My father taught me that anywhere I find myself I should try and be humble. The person you meet up today you also meet him down and that you are up today by His grace doesn’t mean the other person cannot be up. So, you don’t know it all, you can always get one or two things from others. I have to leave my doors open and hear views from other people. Even when sometimes people bring problem that you can’t solve it maybe in the process of talking to them, they would realize what they thought was a problem is not really a serious problem. I also ensure that leaving my doors open doesn’t affect my job. I have to balance it.
Where is your favourite travel destination?
My hometown, Ekpoma in Edo State. I always want to be with my people.

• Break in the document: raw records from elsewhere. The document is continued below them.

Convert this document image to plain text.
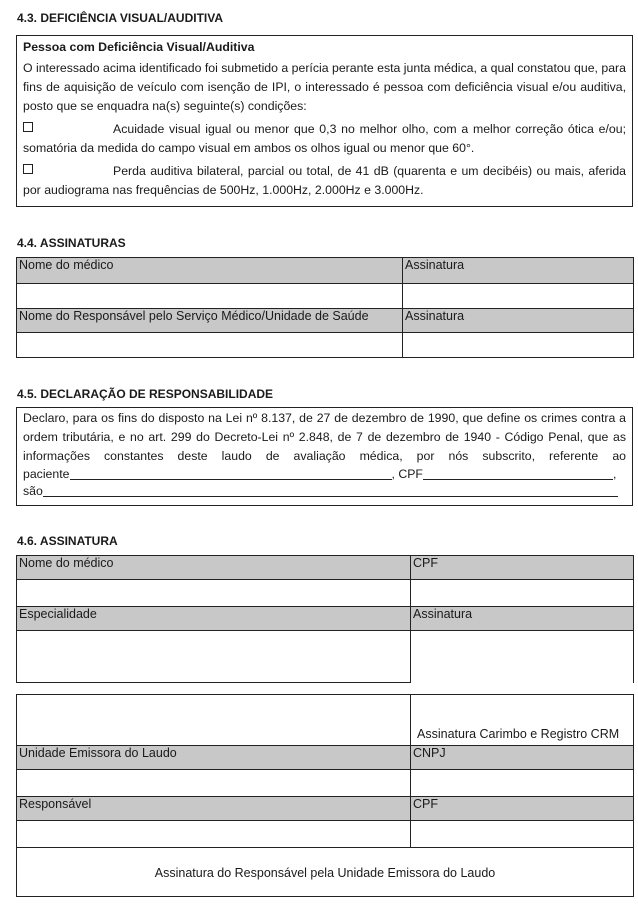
4.3. DEFICIÊNCIA VISUAL/AUDITIVA

Pessoa com Deficiência Visual/Auditiva

O interessado acima identificado foi submetido a perícia perante esta junta médica, a qual constatou que, para fins de aquisição de veículo com isenção de IPI, o interessado é pessoa com deficiência visual e/ou auditiva, posto que se enquadra na(s) seguinte(s) condições:

Acuidade visual igual ou menor que 0,3 no melhor olho, com a melhor correção ótica e/ou; somatória da medida do campo visual em ambos os olhos igual ou menor que 60°.

Perda auditiva bilateral, parcial ou total, de 41 dB (quarenta e um decibéis) ou mais, aferida por audiograma nas frequências de 500Hz, 1.000Hz, 2.000Hz e 3.000Hz.

4.4. ASSINATURAS
Nome do médico	Assinatura

Nome do Responsável pelo Serviço Médico/Unidade de Saúde	Assinatura

4.5. DECLARAÇÃO DE RESPONSABILIDADE

Declaro, para os fins do disposto na Lei nº 8.137, de 27 de dezembro de 1990, que define os crimes contra a ordem tributária, e no art. 299 do Decreto-Lei nº 2.848, de 7 de dezembro de 1940 - Código Penal, que as informações constantes deste laudo de avaliação médica, por nós subscrito, referente ao

paciente	, CPF	,

são

4.6. ASSINATURA
Nome do médico	CPF

Especialidade	Assinatura

	Assinatura Carimbo e Registro CRM
Unidade Emissora do Laudo	CNPJ

Responsável	CPF

Assinatura do Responsável pela Unidade Emissora do Laudo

Edo! Not America or England?
America is expensive.
But you can afford it
There are other people, if I can afford it, how many people can afford it in my family. I’m here now as the MD, if I have somebody that cannot pay his child school fees and he’s my relation what do I need to do. I have to support that person; otherwise even when you go home or your children go home their life is not safe. Because they are not educated and they see you as somebody, ignorantly, they think it’s because of you they are not educated and you are affluent. So it’s better what you have, see how you can use it to better other people’s life. That is the way Nigeria will be better. There’s no use having 10 houses, when some don’t have a room to sleep. We should be our neighbour’s keeper. I hardly travel abroad except for official assignment. I can’t just wake up and say I want to go and rest abroad. If I want to rest I go to my hometown and rest.
How do you relax?
I’m a squash player. At the same time I’m a badminton player. I can lock myself in my room and dance but I don’t go to clubs.
What makes you happy?
If I see other people happy then I’m happy. I don’t want to see a bad situation relating to a human being. The more people are happy around me the happy I am.
What makes you sad?
If I’m not able to help. If you had come here with a problem and I’m not able to help I will go home not happy.
Your favourite food?
As you grow old, they tell you don’t take this, don’t take that. Before, I used to love pounded yam and bitter leaf soup. But these days I take vegetable, take salad, so I have joined them. Once in a while I eat pounded yam.